Now that we’ve covered how to pay off your mortgage faster, let’s talk about the perks. Getting rid of debt always feels good, but eliminating a mortgage can be life changing. It’s often the biggest monthly expense we face, so paying it off is cause for celebration. Get ready to enjoy:
Financial freedom: The most exhilarating perk of paying off your mortgage early? Financial freedom! Picture your life free from monthly mortgage dues—more of your hard-earned cash can flow into savings, investments or even those big, bold life adventures you've always dreamed of.
Interest savings: This is no small feat. Paying off your mortgage early can save you some serious cash. By reducing your loan term or making extra payments, you minimize interest accrued, saving possibly tens of thousands of dollars—whether it’s for retirement savings, college tuition or just holding onto more of your money.
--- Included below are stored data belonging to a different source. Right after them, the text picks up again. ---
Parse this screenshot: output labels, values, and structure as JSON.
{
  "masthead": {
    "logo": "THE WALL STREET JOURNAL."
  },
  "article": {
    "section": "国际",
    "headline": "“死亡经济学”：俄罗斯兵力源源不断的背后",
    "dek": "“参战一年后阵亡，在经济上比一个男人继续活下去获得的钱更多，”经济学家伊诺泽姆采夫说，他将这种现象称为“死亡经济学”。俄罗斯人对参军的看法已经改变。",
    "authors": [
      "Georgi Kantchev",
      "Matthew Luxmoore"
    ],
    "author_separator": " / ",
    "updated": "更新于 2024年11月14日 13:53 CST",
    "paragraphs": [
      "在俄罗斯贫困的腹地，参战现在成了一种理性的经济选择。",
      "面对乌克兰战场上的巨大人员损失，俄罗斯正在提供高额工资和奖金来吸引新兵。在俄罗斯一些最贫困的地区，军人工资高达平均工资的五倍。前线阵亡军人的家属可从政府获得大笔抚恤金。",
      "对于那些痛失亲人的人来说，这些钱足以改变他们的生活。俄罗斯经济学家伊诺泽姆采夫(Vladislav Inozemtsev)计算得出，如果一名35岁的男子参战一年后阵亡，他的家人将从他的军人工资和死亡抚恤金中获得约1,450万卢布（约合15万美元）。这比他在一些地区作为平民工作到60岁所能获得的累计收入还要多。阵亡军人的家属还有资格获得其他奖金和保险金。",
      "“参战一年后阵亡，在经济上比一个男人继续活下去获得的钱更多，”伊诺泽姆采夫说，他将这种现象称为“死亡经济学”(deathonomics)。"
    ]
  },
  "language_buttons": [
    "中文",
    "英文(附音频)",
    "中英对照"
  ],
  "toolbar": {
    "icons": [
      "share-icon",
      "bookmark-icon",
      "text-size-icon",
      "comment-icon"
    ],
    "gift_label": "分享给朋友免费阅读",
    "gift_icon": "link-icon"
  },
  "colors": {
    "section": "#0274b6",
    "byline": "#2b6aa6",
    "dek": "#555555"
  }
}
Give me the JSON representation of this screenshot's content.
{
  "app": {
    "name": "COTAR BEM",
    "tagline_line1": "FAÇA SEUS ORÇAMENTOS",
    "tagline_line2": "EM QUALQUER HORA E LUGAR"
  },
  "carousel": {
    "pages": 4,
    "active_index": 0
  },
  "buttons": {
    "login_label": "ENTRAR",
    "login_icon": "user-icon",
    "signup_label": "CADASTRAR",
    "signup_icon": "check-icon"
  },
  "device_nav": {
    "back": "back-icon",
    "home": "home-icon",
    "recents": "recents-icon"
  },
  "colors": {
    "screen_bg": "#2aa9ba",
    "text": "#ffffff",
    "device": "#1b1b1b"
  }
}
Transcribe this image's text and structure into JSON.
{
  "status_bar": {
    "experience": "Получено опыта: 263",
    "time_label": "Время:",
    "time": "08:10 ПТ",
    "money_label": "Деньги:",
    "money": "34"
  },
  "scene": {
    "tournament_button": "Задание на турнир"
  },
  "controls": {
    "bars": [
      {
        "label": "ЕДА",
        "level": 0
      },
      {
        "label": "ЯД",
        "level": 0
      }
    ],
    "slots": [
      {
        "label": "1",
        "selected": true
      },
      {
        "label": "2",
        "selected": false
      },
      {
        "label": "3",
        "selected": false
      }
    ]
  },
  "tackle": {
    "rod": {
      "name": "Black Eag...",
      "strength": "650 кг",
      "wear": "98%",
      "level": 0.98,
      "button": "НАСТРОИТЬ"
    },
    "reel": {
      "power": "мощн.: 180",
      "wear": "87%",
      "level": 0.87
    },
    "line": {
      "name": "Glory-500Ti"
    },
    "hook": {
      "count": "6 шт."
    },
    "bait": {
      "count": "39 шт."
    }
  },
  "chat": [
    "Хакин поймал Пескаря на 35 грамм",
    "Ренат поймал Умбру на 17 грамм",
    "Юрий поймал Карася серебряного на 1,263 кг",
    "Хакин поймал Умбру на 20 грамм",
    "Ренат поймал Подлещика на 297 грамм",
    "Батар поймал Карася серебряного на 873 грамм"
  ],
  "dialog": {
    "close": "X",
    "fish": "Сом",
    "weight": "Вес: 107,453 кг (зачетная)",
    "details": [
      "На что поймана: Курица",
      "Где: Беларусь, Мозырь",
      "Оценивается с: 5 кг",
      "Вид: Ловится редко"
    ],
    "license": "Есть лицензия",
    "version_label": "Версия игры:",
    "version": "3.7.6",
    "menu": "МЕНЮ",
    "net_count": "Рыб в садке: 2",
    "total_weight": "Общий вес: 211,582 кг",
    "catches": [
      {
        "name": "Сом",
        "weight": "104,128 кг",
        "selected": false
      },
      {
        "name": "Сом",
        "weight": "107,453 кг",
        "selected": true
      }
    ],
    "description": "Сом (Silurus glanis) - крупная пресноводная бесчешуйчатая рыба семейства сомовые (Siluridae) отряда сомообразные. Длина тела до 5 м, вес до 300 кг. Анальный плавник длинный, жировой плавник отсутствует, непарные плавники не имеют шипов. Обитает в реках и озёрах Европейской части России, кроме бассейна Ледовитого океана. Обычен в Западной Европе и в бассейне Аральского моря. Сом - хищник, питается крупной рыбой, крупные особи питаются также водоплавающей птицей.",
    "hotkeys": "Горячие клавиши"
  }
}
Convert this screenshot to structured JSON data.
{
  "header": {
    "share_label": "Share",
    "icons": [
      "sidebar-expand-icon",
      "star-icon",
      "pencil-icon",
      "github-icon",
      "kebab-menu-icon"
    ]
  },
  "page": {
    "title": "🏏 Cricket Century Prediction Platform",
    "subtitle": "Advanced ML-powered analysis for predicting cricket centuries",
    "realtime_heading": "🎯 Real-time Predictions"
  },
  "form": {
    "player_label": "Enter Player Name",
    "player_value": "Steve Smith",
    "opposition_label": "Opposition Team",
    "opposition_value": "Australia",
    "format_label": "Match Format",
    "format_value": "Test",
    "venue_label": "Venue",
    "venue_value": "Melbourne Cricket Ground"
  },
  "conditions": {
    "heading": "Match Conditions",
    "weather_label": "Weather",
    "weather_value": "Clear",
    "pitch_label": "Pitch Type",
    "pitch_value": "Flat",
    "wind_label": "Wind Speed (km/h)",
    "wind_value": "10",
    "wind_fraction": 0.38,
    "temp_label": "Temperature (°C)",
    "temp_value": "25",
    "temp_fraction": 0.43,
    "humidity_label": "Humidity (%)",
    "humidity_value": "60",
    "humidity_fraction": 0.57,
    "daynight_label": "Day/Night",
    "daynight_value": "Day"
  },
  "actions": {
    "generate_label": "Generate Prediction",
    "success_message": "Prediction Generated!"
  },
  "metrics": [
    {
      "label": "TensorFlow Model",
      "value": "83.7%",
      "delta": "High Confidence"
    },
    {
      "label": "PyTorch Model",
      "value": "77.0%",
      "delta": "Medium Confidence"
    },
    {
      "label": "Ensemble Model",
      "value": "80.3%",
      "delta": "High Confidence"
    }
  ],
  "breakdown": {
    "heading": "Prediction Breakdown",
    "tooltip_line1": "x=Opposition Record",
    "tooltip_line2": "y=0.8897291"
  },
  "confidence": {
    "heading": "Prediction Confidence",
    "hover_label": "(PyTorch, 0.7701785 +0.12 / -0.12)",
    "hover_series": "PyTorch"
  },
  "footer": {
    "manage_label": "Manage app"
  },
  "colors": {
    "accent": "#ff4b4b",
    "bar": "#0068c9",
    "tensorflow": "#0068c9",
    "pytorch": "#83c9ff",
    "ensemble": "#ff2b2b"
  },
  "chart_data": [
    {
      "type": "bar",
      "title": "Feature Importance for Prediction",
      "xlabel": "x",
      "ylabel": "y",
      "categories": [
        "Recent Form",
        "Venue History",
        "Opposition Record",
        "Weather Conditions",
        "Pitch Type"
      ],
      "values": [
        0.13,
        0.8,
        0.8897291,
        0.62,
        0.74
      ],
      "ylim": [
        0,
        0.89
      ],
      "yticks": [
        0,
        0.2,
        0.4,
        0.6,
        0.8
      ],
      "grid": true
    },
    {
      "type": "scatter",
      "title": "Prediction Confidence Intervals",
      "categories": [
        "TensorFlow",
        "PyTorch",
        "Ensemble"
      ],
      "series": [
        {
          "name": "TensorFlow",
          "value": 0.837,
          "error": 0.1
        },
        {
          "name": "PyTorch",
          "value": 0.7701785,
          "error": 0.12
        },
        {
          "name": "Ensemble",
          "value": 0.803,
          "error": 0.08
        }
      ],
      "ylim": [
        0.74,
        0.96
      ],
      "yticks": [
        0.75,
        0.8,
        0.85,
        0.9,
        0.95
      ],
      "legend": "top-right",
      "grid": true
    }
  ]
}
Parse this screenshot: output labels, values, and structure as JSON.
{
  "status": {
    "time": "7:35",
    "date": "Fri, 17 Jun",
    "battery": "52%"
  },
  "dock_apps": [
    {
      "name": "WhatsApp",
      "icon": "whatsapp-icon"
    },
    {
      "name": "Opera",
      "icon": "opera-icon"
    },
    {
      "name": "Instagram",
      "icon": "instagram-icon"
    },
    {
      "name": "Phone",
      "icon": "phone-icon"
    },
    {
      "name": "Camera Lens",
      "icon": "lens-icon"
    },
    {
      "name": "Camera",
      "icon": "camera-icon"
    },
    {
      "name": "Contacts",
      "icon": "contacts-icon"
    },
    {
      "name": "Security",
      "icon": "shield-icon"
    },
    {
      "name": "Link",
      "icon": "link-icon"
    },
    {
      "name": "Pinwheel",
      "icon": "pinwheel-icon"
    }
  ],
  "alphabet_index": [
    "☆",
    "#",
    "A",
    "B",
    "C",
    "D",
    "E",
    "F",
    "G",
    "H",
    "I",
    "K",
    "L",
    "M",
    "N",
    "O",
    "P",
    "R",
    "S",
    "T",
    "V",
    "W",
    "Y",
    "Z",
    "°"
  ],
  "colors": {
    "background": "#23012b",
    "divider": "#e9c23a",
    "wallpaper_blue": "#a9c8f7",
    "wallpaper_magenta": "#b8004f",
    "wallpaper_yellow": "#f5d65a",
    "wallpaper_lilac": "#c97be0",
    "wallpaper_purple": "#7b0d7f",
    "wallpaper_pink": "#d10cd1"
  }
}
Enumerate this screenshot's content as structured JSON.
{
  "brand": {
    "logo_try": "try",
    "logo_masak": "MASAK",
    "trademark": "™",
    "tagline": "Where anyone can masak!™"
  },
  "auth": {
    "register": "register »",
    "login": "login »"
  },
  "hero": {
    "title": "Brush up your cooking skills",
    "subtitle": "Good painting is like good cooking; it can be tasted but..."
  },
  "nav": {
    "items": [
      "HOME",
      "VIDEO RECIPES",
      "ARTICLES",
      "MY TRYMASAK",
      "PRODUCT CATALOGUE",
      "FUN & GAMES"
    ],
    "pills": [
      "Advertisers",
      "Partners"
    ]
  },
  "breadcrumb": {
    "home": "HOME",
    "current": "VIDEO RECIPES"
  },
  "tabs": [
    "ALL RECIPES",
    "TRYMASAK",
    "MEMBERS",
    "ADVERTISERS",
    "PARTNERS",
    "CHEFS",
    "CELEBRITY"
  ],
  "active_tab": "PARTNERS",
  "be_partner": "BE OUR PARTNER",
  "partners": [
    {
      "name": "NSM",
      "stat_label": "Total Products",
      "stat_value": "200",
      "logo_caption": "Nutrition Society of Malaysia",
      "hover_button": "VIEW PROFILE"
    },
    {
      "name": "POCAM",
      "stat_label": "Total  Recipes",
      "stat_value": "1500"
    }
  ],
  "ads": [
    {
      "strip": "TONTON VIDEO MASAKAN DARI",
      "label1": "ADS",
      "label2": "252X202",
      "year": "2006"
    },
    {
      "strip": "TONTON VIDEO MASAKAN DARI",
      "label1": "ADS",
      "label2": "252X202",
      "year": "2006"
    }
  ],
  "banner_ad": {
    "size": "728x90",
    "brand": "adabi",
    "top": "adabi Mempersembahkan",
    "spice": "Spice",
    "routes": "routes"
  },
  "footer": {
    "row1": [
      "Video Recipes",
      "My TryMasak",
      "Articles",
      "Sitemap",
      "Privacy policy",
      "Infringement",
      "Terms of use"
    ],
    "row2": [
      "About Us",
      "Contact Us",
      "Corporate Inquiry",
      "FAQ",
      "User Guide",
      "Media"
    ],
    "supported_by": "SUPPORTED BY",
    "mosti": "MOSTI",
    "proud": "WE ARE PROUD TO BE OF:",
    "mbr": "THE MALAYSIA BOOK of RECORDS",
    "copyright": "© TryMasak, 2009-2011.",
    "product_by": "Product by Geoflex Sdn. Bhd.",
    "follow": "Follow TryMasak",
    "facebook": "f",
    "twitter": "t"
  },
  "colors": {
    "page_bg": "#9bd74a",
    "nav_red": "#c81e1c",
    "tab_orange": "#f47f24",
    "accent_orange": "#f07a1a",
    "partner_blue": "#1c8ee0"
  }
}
Increased home equity: Paying off your mortgage early increases your home equity, putting more financial leverage in the palm of your hands. Maybe you’re thinking of renovating, buying a second home or securing a line of credit. Increased equity will be there to help.
Strategic financial planning: When you're not locked into a hefty mortgage payment, you have more opportunities to diversify your investments, explore entrepreneurial ventures or change careers without the burden of big monthly expenses.
Knowing how to pay off a mortgage early is a powerful step toward financial independence. Sure, it takes discipline, but the rewards are so worth it. Whether you refinance, make extra payments or simply round up, each step may bring you closer to being paid in full. So why wait? Get started today and make the move toward mortgage-free living.